Sou intenso, sim! Amigos sabem que lealdade é meu
sobrenome, e família é meu oxigênio. Minha mãe, Helena Horácia, é minha base,
meu porto seguro em um mundo que insiste em acelerar sem avisar. Entre ser
paizão e tiozão, gaúcho e colorado, juventudista de coração, vou me
equilibrando entre risadas, abraços e algum drama – porque um pouco de exagero
faz parte da vida.
A balança e a pressão alta são minhas inimigas
declaradas, mas luto contra elas com a mesma coragem que enfrento a vida: às
vezes tropeçando, sempre persistente. Já quis mudar o mundo, confesso, mas o
mundo insiste em permanecer teimoso. Ainda assim, cada derrota carrega sua
lição, e cada vitória é celebrada como se fosse a primeira.

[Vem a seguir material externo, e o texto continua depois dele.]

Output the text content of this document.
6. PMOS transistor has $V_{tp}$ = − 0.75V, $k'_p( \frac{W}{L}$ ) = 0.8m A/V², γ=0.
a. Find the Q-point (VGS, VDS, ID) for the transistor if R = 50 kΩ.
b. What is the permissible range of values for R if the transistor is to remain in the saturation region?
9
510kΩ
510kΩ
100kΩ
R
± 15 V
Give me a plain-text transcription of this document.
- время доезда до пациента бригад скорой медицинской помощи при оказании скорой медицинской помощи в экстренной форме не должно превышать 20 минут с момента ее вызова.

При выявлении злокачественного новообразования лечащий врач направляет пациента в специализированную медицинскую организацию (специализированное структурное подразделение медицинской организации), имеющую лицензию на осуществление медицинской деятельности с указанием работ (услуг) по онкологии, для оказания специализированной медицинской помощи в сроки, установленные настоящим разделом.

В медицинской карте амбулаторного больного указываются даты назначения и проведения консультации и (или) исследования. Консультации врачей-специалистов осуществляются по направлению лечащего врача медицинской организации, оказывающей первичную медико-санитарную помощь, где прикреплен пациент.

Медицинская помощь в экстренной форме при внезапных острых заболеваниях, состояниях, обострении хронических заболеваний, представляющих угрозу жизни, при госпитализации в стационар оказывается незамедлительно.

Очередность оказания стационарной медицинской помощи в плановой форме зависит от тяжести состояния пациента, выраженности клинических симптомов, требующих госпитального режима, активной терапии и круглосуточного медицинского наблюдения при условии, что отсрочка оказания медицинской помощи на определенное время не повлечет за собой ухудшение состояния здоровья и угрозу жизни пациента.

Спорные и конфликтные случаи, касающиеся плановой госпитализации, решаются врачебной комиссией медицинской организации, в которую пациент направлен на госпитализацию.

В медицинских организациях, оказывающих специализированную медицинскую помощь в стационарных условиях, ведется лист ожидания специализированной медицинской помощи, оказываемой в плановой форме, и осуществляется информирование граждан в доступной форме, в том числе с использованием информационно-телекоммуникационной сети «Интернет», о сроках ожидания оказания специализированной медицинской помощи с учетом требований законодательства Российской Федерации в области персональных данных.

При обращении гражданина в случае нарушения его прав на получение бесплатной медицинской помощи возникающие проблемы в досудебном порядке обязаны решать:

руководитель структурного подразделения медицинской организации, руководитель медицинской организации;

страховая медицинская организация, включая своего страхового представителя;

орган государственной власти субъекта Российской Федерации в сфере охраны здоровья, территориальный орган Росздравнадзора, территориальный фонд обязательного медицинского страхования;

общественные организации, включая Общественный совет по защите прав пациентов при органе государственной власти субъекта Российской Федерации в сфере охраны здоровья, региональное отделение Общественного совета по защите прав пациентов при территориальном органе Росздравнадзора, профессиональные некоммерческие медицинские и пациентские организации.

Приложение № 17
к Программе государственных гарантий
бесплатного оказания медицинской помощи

Hoje, aos sessenta, percebo que ser “jovem senhor”
é mais do que idade: é manter a chama viva, rir das próprias manias, amar
demais, falar demais e nunca deixar de escrever, mesmo que seja só para mim. Porque,
no fundo, escrever é a forma que encontrei de permanecer inteiro, mesmo quando
o mundo insiste em ser um pouco menor do que sonhei.